Implications and Future Directions
The implications of this research are significant for the field of AI-driven scientific text generation. By providing a dataset that incorporates comprehensive contextual information, SciXGen can serve as a cornerstone for developing models capable of generating scientifically plausible texts. This, in turn, could lead to advancements in automated literature reviews, enhanced paper summarizations, and more robust academic writing assistants.

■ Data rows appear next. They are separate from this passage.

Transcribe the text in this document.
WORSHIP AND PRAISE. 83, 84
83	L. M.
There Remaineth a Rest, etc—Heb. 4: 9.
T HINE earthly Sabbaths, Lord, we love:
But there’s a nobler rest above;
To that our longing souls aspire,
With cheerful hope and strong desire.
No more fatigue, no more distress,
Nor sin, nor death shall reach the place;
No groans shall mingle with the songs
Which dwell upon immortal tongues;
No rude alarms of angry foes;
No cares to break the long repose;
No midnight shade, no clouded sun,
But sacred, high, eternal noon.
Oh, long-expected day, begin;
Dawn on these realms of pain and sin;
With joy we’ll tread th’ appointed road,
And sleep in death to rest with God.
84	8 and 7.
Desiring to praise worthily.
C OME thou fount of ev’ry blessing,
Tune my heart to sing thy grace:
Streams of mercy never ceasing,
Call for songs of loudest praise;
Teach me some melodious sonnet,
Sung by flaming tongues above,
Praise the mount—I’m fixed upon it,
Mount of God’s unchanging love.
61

Future developments may involve further refining context retrieval mechanisms and expanding the dataset to other scientific fields. Additionally, exploring multimodal approaches that align text generation with visual data presents a promising avenue for future research.
In summary, SciXGen represents a significant step forward in the context-aware generation of scientific texts. By meticulously curating a richly annotated dataset, the authors provide a powerful tool for advancing research in automated academic writing, positioning SciXGen as a critical asset for future investigations in AI-driven text generation.